Preferably, in step (2), a Gaussian mask, which can be expressed as the following equation, is used as the smoothing filter, but the constant k value is advantageously set to 0.93.

Here, i and j represent an image position.

Hereinafter, embodiments of the present invention will be described in detail with reference to the drawings.

First, the reason why the gamut mapping is required, the existing gamut mapping method and its problems will be briefly described.

By performing a device characterization process of the projector and a device independent color conversion process of input image values, a gamut mapping for applying a color of an input image to a color of an output image projected by the projector is applied. In this case, when the color gamut of the original device and the color gamut of the device to be reproduced are inconsistent, a gamut mapping process for colors deviating from the gamut of the device to be reproduced is required. 1 is a view for explaining the necessity of gamut mapping due to color gamut mismatch. In FIG. 1, a region (a region including red dots) which is not included in the color gamut (triangle indicated by a solid line) of the device to be reproduced (the triangle including red dots) of the original device's gamut (triangle indicated by dotted lines) is the gamut of the device to be reproduced through the gamut mapping process It must be thought of as myself. Arrows in FIG. 1 indicate such color gamut mapping.

As mentioned above, the purpose of gamut mapping is to solve the deviation of the size, shape, and position existing between the original and the gamut of the device to be reproduced through an appropriate mapping method. Therefore, various thought methods have been studied according to thought elements, and they can be classified into methods by thought type and thought direction. It can also be divided into image independent gamut mapping independent of the input image and content dependent gamut mapping dependent on the input image. Image-independent gamut mapping is a method that has been studied a lot. It means mapping between the gamut of the original device and the gamut of the device to be reproduced. Since only the mapping between the color gamuts of the two devices is considered, human visual adaptation cannot be considered depending on the color of the input image. In order to solve such drawbacks, research on image-dependent mapping methods has recently begun. The image dependent mapping method refers to mapping between the gamut of a given input image and the gamut of the device to be reproduced, and an adaptive gamut mapping depending on the input image is possible.
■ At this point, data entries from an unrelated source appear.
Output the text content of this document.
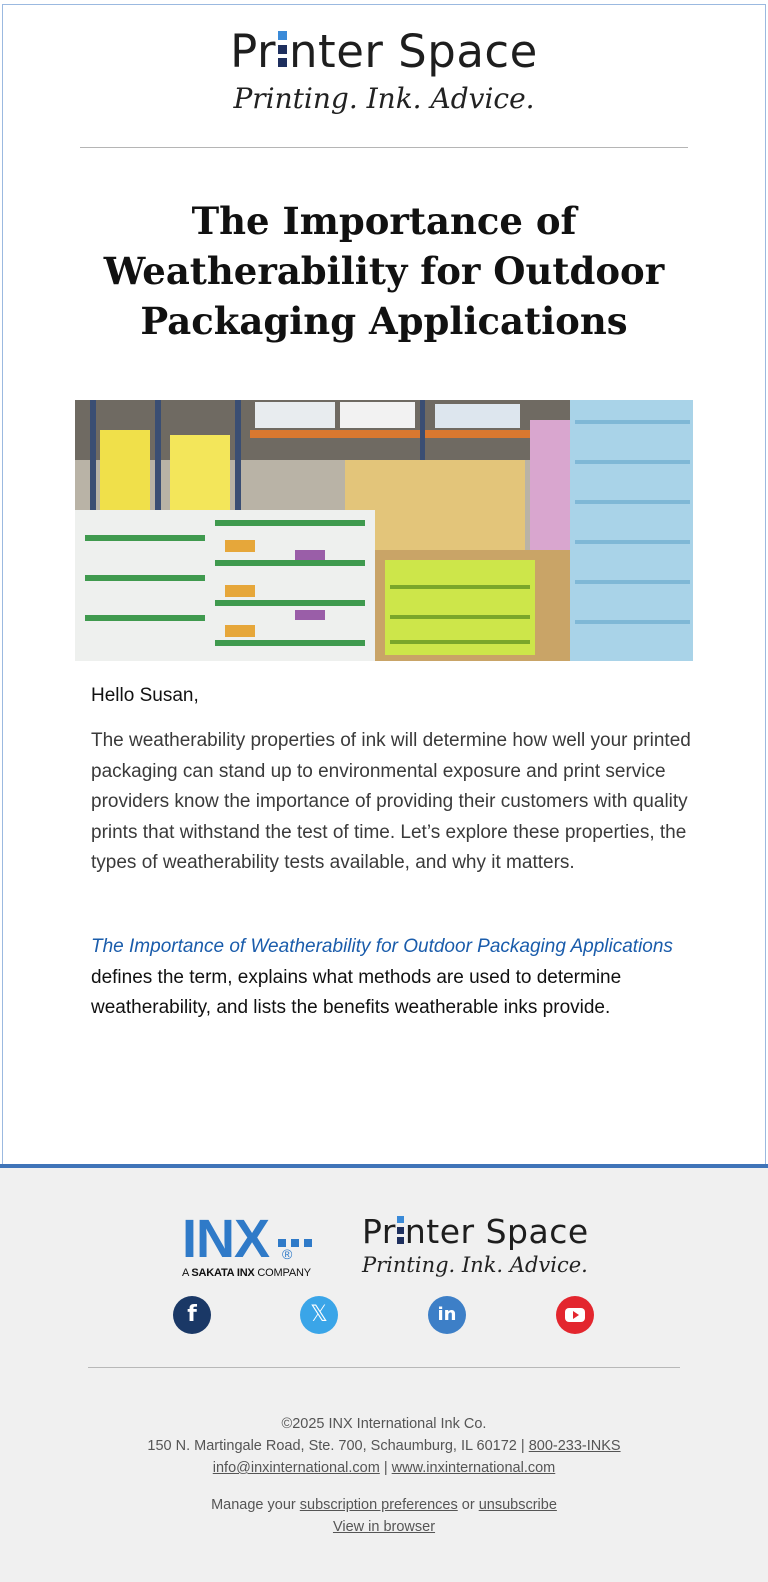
Pr nter Space
Printing. Ink. Advice.
The Importance of Weatherability for Outdoor Packaging Applications
Hello Susan,

The weatherability properties of ink will determine how well your printed packaging can stand up to environmental exposure and print service providers know the importance of providing their customers with quality prints that withstand the test of time. Let’s explore these properties, the types of weatherability tests available, and why it matters.

The Importance of Weatherability for Outdoor Packaging Applications defines the term, explains what methods are used to determine weatherability, and lists the benefits weatherable inks provide.

INX ®
A SAKATA INX COMPANY
Pr nter Space
Printing. Ink. Advice.
f	𝕏	in
©2025 INX International Ink Co.
150 N. Martingale Road, Ste. 700, Schaumburg, IL 60172 | 800-233-INKS
info@inxinternational.com | www.inxinternational.com
Manage your subscription preferences or unsubscribe
View in browser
Among the image dependent gamut mapping methods, a correction method using spatially uniform color conversion and spatially varying luminance conversion depending on the input image has been proposed by Ashdown et al. This method (hereinafter referred to as the Ashdown method) converts the values of the input image into values of the device independent CIELUV color space and then starts gamut mapping. Unlike the existing methods, the upper and lower limits of the luminance values of the u and v values to be reproduced are defined, and smooth brightness changes in the spatial domain can be expected.

The first step of the Ashdown method is to linearize the RGB values of the input image and convert them to (L ₀ , u ₀ , v ₀ ), which are values of the device-independent CIELUV color space. Here, linearizing the RGB values of the input image means modifying the RGB values of the input image through a device characterization process of the projector.
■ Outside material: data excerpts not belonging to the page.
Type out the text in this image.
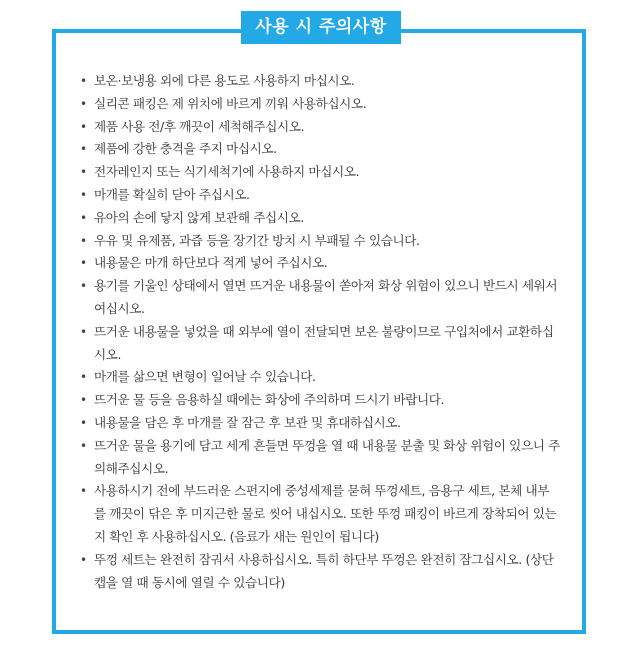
사용 시 주의사항
• 보온·보냉용 외에 다른 용도로 사용하지 마십시오.
• 실리콘 패킹은 제 위치에 바르게 끼워 사용하십시오.
• 제품 사용 전/후 깨끗이 세척해주십시오.
• 제품에 강한 충격을 주지 마십시오.
• 전자레인지 또는 식기세척기에 사용하지 마십시오.
• 마개를 확실히 닫아 주십시오.
• 유아의 손에 닿지 않게 보관해 주십시오.
• 우유 및 유제품, 과즙 등을 장기간 방치 시 부패될 수 있습니다.
• 내용물은 마개 하단보다 적게 넣어 주십시오.
• 용기를 기울인 상태에서 열면 뜨거운 내용물이 쏟아져 화상 위험이 있으니 반드시 세워서 여십시오.
• 뜨거운 내용물을 넣었을 때 외부에 열이 전달되면 보온 불량이므로 구입처에서 교환하십시오.
• 마개를 삶으면 변형이 일어날 수 있습니다.
• 뜨거운 물 등을 음용하실 때에는 화상에 주의하며 드시기 바랍니다.
• 내용물을 담은 후 마개를 잘 잠근 후 보관 및 휴대하십시오.
• 뜨거운 물을 용기에 담고 세게 흔들면 뚜껑을 열 때 내용물 분출 및 화상 위험이 있으니 주의해주십시오.
• 사용하시기 전에 부드러운 스펀지에 중성세제를 묻혀 뚜껑세트, 음용구 세트, 본체 내부를 깨끗이 닦은 후 미지근한 물로 씻어 내십시오. 또한 뚜껑 패킹이 바르게 장착되어 있는지 확인 후 사용하십시오. (음료가 새는 원인이 됩니다)
• 뚜껑 세트는 완전히 잠궈서 사용하십시오. 특히 하단부 뚜껑은 완전히 잠그십시오. (상단 캡을 열 때 동시에 열릴 수 있습니다)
In the next step, two-dimensional projection of the gamut that can be reproduced for each pixel of the projector is carried out in order to perform chrominance fitting. FIG. 2 is a diagram illustrating a result of projecting a projector gamut in a CIELUV color space corresponding to one pixel to a plane having a luminance value of zero. The boundary of the gamut in each pixel is defined by six lines connecting red, yellow, green, cyan, blue, and magenta, which are indicated by triangles in FIG. 2, and the white triangle inside the gamut represents a white point. The relationship between the chrominance to be reproduced and the original chrominance may be defined by a spatially uniform linear transformation equation as shown in Equation 1 below.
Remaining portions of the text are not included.